- Dr. Croly: In the year 1903, there was a big house on a wild island, where two ladies lived, alone and together. I was a doctor on the island and often visited the house. I still do, but I have no medicine for their secret wounds.
- Agnes MacDonnell: Who are you anyway?
- James Lynchehaun: Well, I know who I am. But I don't know who you are.
- Agnes MacDonnell: I am the owner of this estate. You need my permission to shoot on these lands.
- James Lynchehaun: And I'm the owner of meself.
- Agnes MacDonnell: I'm frightfully disreputable. Divorced, you know. Even the bogey man won't touch me.
- James Lynchehaun: Any business I have with the yellow woman, I have with you. I know that, even if she doesn't. She's treating you like some kind of bog man.
- Sweeney: Who is a bog man?
- James Lynchehaun: Well, isn't that how she treats us all? Like bog men?
- Agnes MacDonnell: [in the stables] My husband has his own interests in love.
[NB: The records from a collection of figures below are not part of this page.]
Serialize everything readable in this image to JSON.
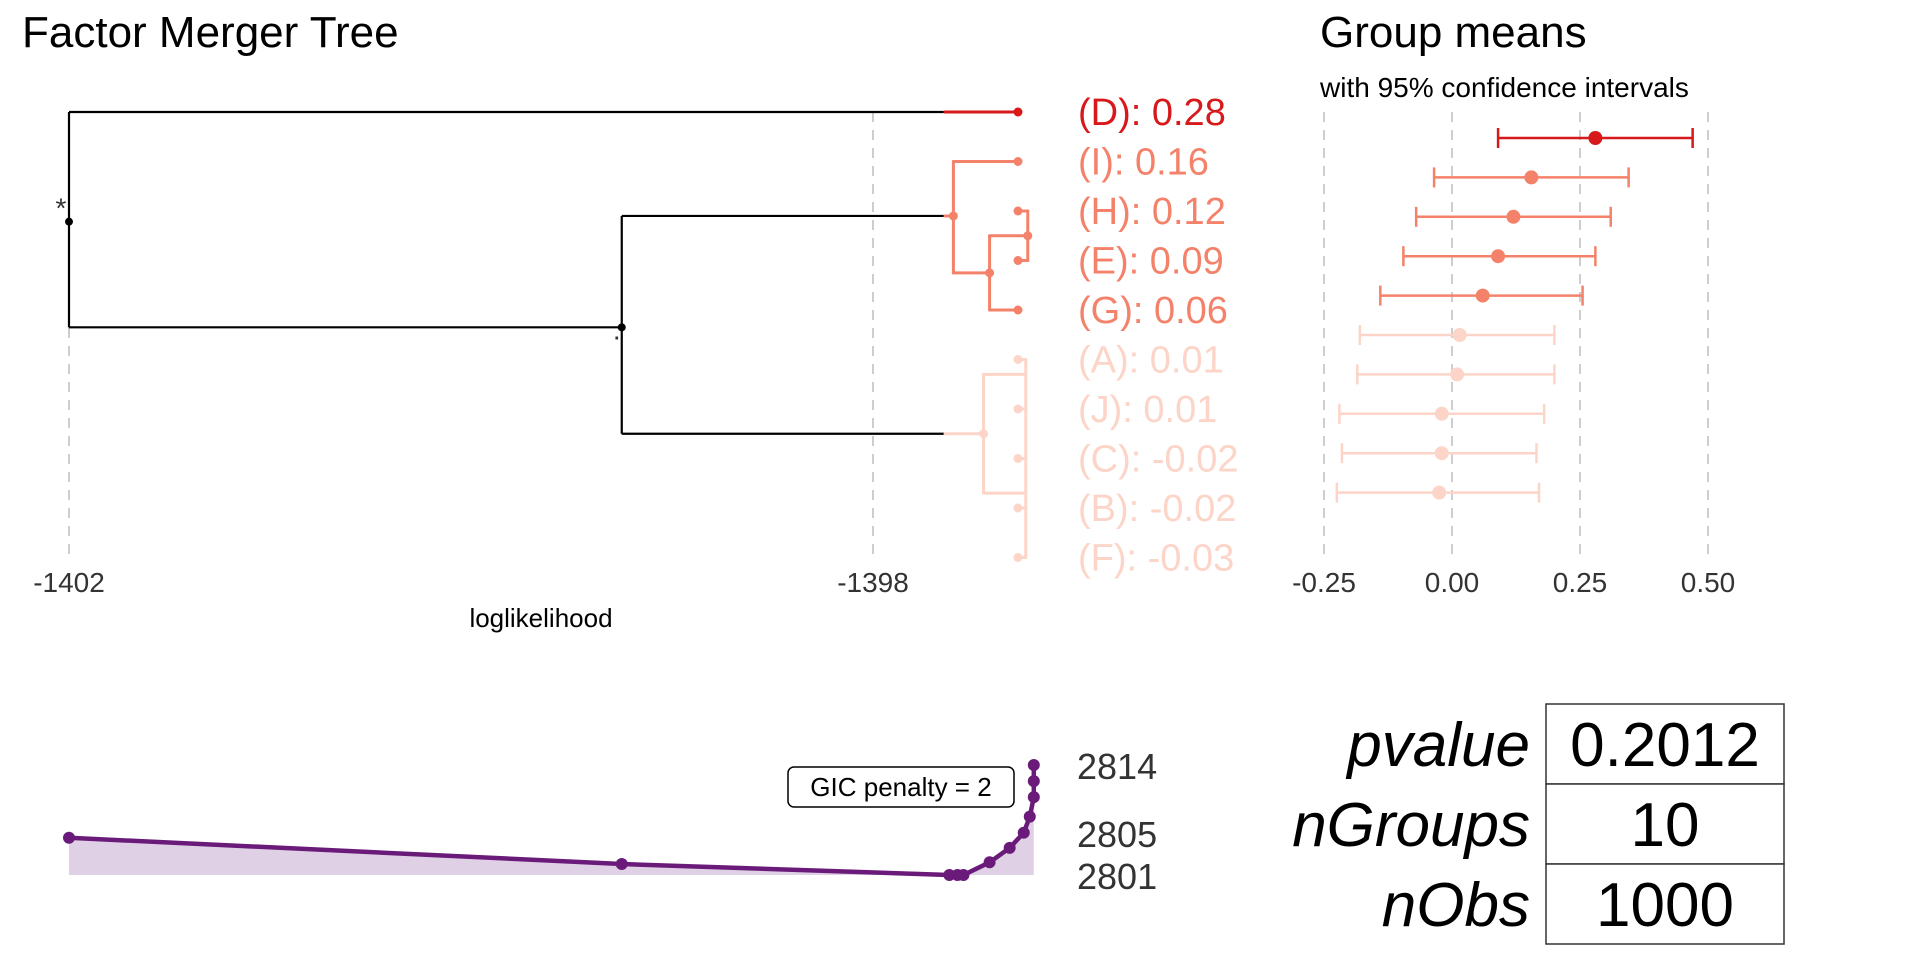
{
  "colors": {
    "top": "#d7191c",
    "mid": "#f4826a",
    "low": "#fcd5c8",
    "gic": "#6a1b7a",
    "gic_fill": "#e0d0e6",
    "tree": "#000000",
    "grid": "#c8c8c8"
  },
  "chart_data": [
    {
      "type": "dendrogram",
      "title": "Factor Merger Tree",
      "xlabel": "loglikelihood",
      "x_ticks": [
        "-1402",
        "-1398"
      ],
      "x_tick_values": [
        -1402,
        -1398
      ],
      "xlim": [
        -1402,
        -1397.2
      ],
      "grid": "vertical dashed at ticks",
      "root_marker": "*",
      "split_marker": ".",
      "leaves": [
        {
          "label": "(D): 0.28",
          "group": "top"
        },
        {
          "label": "(I): 0.16",
          "group": "mid"
        },
        {
          "label": "(H): 0.12",
          "group": "mid"
        },
        {
          "label": "(E): 0.09",
          "group": "mid"
        },
        {
          "label": "(G): 0.06",
          "group": "mid"
        },
        {
          "label": "(A): 0.01",
          "group": "low"
        },
        {
          "label": "(J): 0.01",
          "group": "low"
        },
        {
          "label": "(C): -0.02",
          "group": "low"
        },
        {
          "label": "(B): -0.02",
          "group": "low"
        },
        {
          "label": "(F): -0.03",
          "group": "low"
        }
      ],
      "merges": {
        "root": -1402,
        "top_vs_rest": -1402,
        "mid_vs_low": -1399.25,
        "mid_cluster": -1397.6,
        "mid_inner": -1397.42,
        "mid_hE": -1397.23,
        "low_cluster": -1397.45,
        "low_inner": -1397.24
      }
    },
    {
      "type": "scatter",
      "title": "Group means",
      "subtitle": "with 95% confidence intervals",
      "x_ticks": [
        "-0.25",
        "0.00",
        "0.25",
        "0.50"
      ],
      "x_tick_values": [
        -0.25,
        0.0,
        0.25,
        0.5
      ],
      "xlim": [
        -0.33,
        0.55
      ],
      "grid": "vertical dashed at ticks",
      "points": [
        {
          "name": "D",
          "mean": 0.28,
          "lower": 0.09,
          "upper": 0.47,
          "group": "top"
        },
        {
          "name": "I",
          "mean": 0.155,
          "lower": -0.035,
          "upper": 0.345,
          "group": "mid"
        },
        {
          "name": "H",
          "mean": 0.12,
          "lower": -0.07,
          "upper": 0.31,
          "group": "mid"
        },
        {
          "name": "E",
          "mean": 0.09,
          "lower": -0.095,
          "upper": 0.28,
          "group": "mid"
        },
        {
          "name": "G",
          "mean": 0.06,
          "lower": -0.14,
          "upper": 0.255,
          "group": "mid"
        },
        {
          "name": "A",
          "mean": 0.015,
          "lower": -0.18,
          "upper": 0.2,
          "group": "low"
        },
        {
          "name": "J",
          "mean": 0.01,
          "lower": -0.185,
          "upper": 0.2,
          "group": "low"
        },
        {
          "name": "C",
          "mean": -0.02,
          "lower": -0.22,
          "upper": 0.18,
          "group": "low"
        },
        {
          "name": "B",
          "mean": -0.02,
          "lower": -0.215,
          "upper": 0.165,
          "group": "low"
        },
        {
          "name": "F",
          "mean": -0.025,
          "lower": -0.225,
          "upper": 0.17,
          "group": "low"
        }
      ]
    },
    {
      "type": "area",
      "y_ticks": [
        "2814",
        "2805",
        "2801"
      ],
      "y_tick_values": [
        2814,
        2805,
        2801
      ],
      "annotation": "GIC penalty = 2",
      "points": [
        {
          "x": -1402,
          "y": 2805.4
        },
        {
          "x": -1399.25,
          "y": 2802.3
        },
        {
          "x": -1397.62,
          "y": 2801
        },
        {
          "x": -1397.58,
          "y": 2801
        },
        {
          "x": -1397.55,
          "y": 2801
        },
        {
          "x": -1397.42,
          "y": 2802.5
        },
        {
          "x": -1397.32,
          "y": 2804.2
        },
        {
          "x": -1397.25,
          "y": 2806
        },
        {
          "x": -1397.22,
          "y": 2807.9
        },
        {
          "x": -1397.2,
          "y": 2810.2
        },
        {
          "x": -1397.2,
          "y": 2812.1
        },
        {
          "x": -1397.2,
          "y": 2814
        }
      ]
    },
    {
      "type": "table",
      "rows": [
        {
          "name": "pvalue",
          "value": "0.2012"
        },
        {
          "name": "nGroups",
          "value": "10"
        },
        {
          "name": "nObs",
          "value": "1000"
        }
      ]
    }
  ]
}
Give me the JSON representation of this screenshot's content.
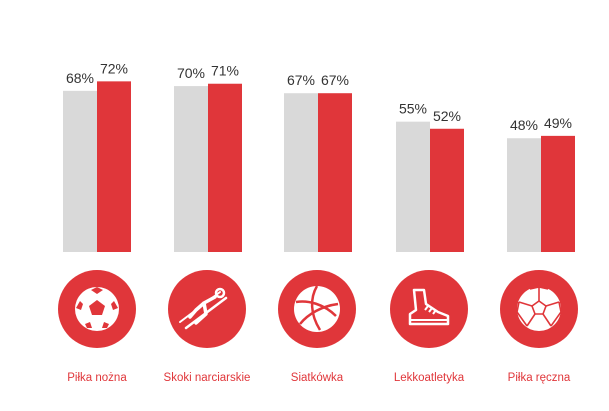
{
  "chart_data": {
    "type": "bar",
    "categories": [
      "Piłka nożna",
      "Skoki narciarskie",
      "Siatkówka",
      "Lekkoatletyka",
      "Piłka ręczna"
    ],
    "series": [
      {
        "values": [
          68,
          70,
          67,
          55,
          48
        ],
        "color": "#d9d9d9"
      },
      {
        "values": [
          72,
          71,
          67,
          52,
          49
        ],
        "color": "#e0363a"
      }
    ],
    "data_labels": [
      [
        "68%",
        "70%",
        "67%",
        "55%",
        "48%"
      ],
      [
        "72%",
        "71%",
        "67%",
        "52%",
        "49%"
      ]
    ],
    "ylim": [
      0,
      100
    ],
    "grid": false,
    "title": "",
    "xlabel": "",
    "ylabel": ""
  },
  "icons": [
    "soccer-ball-icon",
    "ski-jumper-icon",
    "volleyball-icon",
    "running-shoe-icon",
    "handball-icon"
  ],
  "colors": {
    "accent": "#e0363a",
    "gray_bar": "#d9d9d9",
    "label_text": "#e0363a",
    "value_text": "#333333"
  }
}
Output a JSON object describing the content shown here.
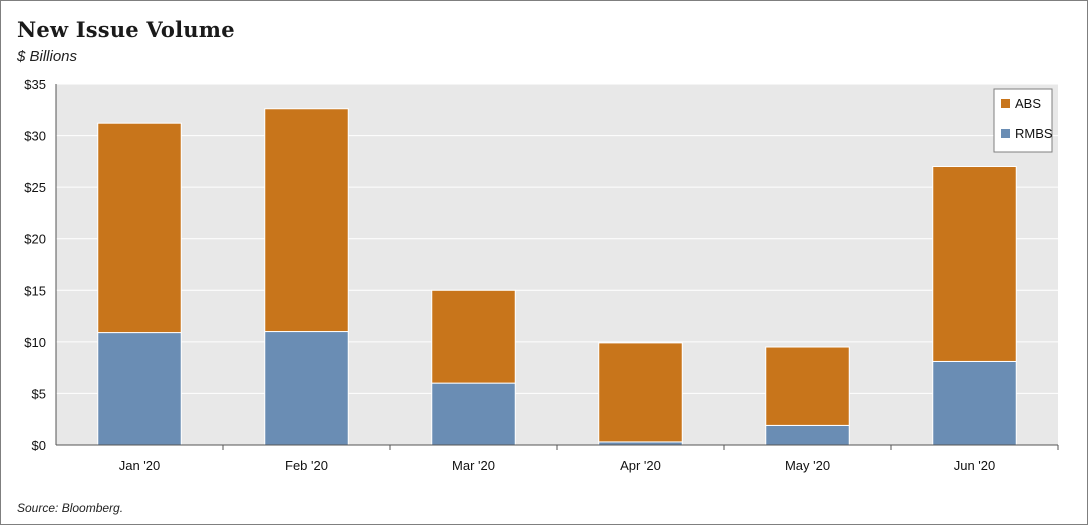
{
  "title": "New Issue Volume",
  "subtitle": "$ Billions",
  "source": "Source: Bloomberg.",
  "chart_data": {
    "type": "bar",
    "stacked": true,
    "categories": [
      "Jan '20",
      "Feb '20",
      "Mar '20",
      "Apr '20",
      "May '20",
      "Jun '20"
    ],
    "series": [
      {
        "name": "RMBS",
        "values": [
          10.9,
          11.0,
          6.0,
          0.3,
          1.9,
          8.1
        ],
        "color": "#6a8db4"
      },
      {
        "name": "ABS",
        "values": [
          20.3,
          21.6,
          9.0,
          9.6,
          7.6,
          18.9
        ],
        "color": "#c8751b"
      }
    ],
    "ylim": [
      0,
      35
    ],
    "yticks": [
      0,
      5,
      10,
      15,
      20,
      25,
      30,
      35
    ],
    "ytick_labels": [
      "$0",
      "$5",
      "$10",
      "$15",
      "$20",
      "$25",
      "$30",
      "$35"
    ],
    "legend": {
      "placement": "top-right",
      "order": [
        "ABS",
        "RMBS"
      ]
    },
    "grid": true,
    "plot_background": "#e8e8e8"
  }
}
You could say I'm in love with horses, he's in love with centaurs.
- James Lynchehaun: Centaurs? Half horse and half man.
- Agnes MacDonnell: It's the man part which makes the centaur interesting. If you understand what I mean.
- voice over: [text of a newspaper article] The Supreme Court of the United States accepts Mr Lynchehaun was lawfully sentenced to life imprisonment in Ireland. He escaped and unlawfully entered the United States. The court accepts that Mr Lynchehaun was a member of the revolutionary organisation The Irish Republican Brotherhood and that he led some two hundred persons attacking Mrs MacDonnell's proberty. By any standard this was a political act. The motion to have him extradicted back to British jurisdiction is therefore refused.